Raised in the downtown area of Chicago, I married in the sixties and moved with my husband and his job to Cambridge, Massachusetts.
Having had a turbulent upbringing, moving to Massachusetts sounded exciting.
We moved into a small apartment where our first daughter was born. Both my husband and I grew up in the sailing world on Lake Michigan, so the North Shore of Boston seemed liked a good place to move with our daughter. We sailed, made another daughter, and bought our first house.
Unfortunately, years later, my husband’s job was terminated due to the recession, so we found ourselves transferred to the middle part of the state for his new employment. We were away from the water that I missed. We made our third daughter in hopes that the marriage could survive, but with no water and a very homogenous country club environment, it didn’t suit this city-loving, liberal mother of three. The marriage ended. When my soon to be ex-husband went back to Chicago, I followed. I wanted our daughters to be near their Dad who loved his daughters very much.
After our last daughter went off to college, I found myself yearning for the East Coast. I longed for the sound of waves hitting the shore, seagulls, mountains, and the smell of the salt air. One day, I looked at my golden retriever and made the decision to go back to where my heart said to go. It’s been seventeen years and three golden retrievers since that day.

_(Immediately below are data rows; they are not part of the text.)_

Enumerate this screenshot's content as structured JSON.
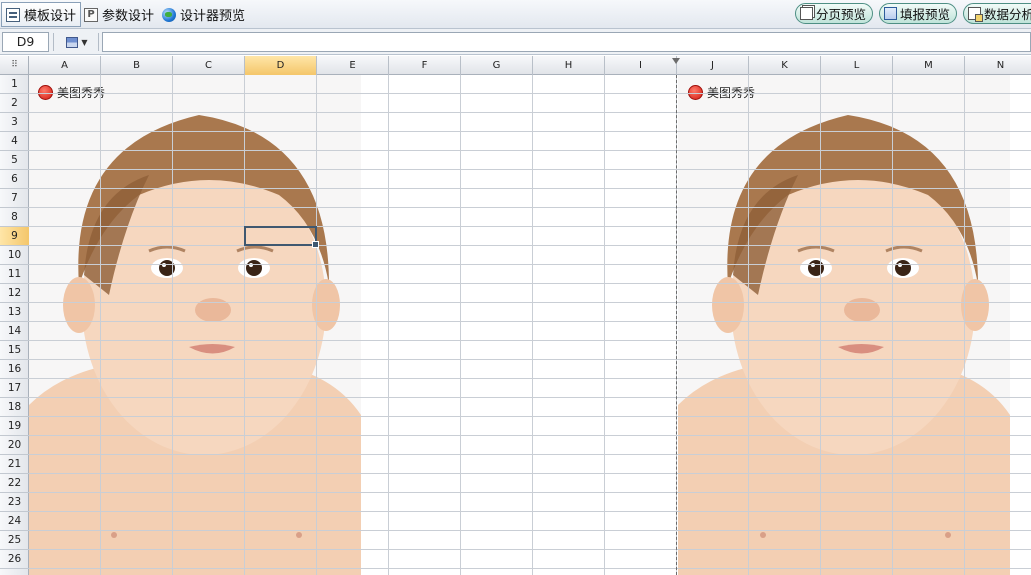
{
  "toolbar": {
    "tabs": [
      {
        "label": "模板设计",
        "icon": "template-icon",
        "active": true
      },
      {
        "label": "参数设计",
        "icon": "parameter-icon",
        "active": false
      },
      {
        "label": "设计器预览",
        "icon": "globe-icon",
        "active": false
      }
    ],
    "right_buttons": [
      {
        "label": "分页预览",
        "icon": "page-preview-icon"
      },
      {
        "label": "填报预览",
        "icon": "fill-preview-icon"
      },
      {
        "label": "数据分析",
        "icon": "data-analysis-icon"
      }
    ]
  },
  "formula_bar": {
    "cell_reference": "D9",
    "format_icon": "cell-format-icon",
    "formula": ""
  },
  "sheet": {
    "corner_glyph": "⠿",
    "columns": [
      "A",
      "B",
      "C",
      "D",
      "E",
      "F",
      "G",
      "H",
      "I",
      "J",
      "K",
      "L",
      "M",
      "N"
    ],
    "rows": [
      "1",
      "2",
      "3",
      "4",
      "5",
      "6",
      "7",
      "8",
      "9",
      "10",
      "11",
      "12",
      "13",
      "14",
      "15",
      "16",
      "17",
      "18",
      "19",
      "20",
      "21",
      "22",
      "23",
      "24",
      "25",
      "26"
    ],
    "selected_cell": {
      "column": "D",
      "row": "9"
    },
    "page_break_after_column": "I",
    "watermarks": [
      {
        "label": "美图秀秀",
        "icon": "meitu-logo-icon"
      },
      {
        "label": "美图秀秀",
        "icon": "meitu-logo-icon"
      }
    ]
  },
  "colors": {
    "selection_header": "#f4c66a",
    "selection_border": "#3f5870",
    "button_border": "#4e8f84"
  }
}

The reasons why I like living in Massachusetts are plentiful. There are many cultures residing here. The city offers great history on our founding fathers. The ocean creates activities that I love to take advantage of, like sailing, fishing, and kayaking. I’m two blocks from the beach and can hear the sound of small children laughing and playing in my neighborhood and the seagulls circling the sky to alert me of rain. The town I live in feels like a village, it’s small enough that you know the butcher, the baker, and the candlestick maker. It’s the kind of place where people like to vacation in the summer, yet it is easy to get to Boston by car, bus, or the T. In the mornings, I walk to the historic Fort Sewall, which sits on a hill overlooking the harbor, and I watch the boats sail in and out of the harbor. This is where I like to watch the sunrise while my goldens fetch their tennis balls. Living here has also given me the opportunity to pursue my love of dogs by establishing a little pet care business, where I board and care for people’s pets while they are away.
I know a particular police officer in town who stopped by my house two years ago. He asked me to check out someone in a van who told him they knew me. I walked down the street with my police officer buddy, and the next thing I knew, my children and grandchildren jumped out of the van to surprise me for my birthday. They had planned this together and it was a memory I will remember forever.
Massachusetts, as a state, has also become very liberal in its thinking and its government, which is aligned with my beliefs. But most of all, I enjoy Massachusetts for its seasons: the fall’s foliage, winter’s mounds of snow, and the tulips bursting with color that come in the spring.
My decision to move back to Massachusetts has been tested, as two of my daughters are married and have children, but remain in the Midwest. My other daughter lives on the West Coast, where she is definitely an individual, living out her dream of being a writer. Luckily, I am only an airplane away from all of them, as well as my grandchildren, two generations of people that I love the most. However, after much soul searching, I find that I am where I should be, here in Massachusetts. My choice, seventeen years ago, is what has made me a stronger individual and where I have found my peace of mind. In Massachusetts, I have found the qualities that have made me a positive person, as well as interests that fill my soul.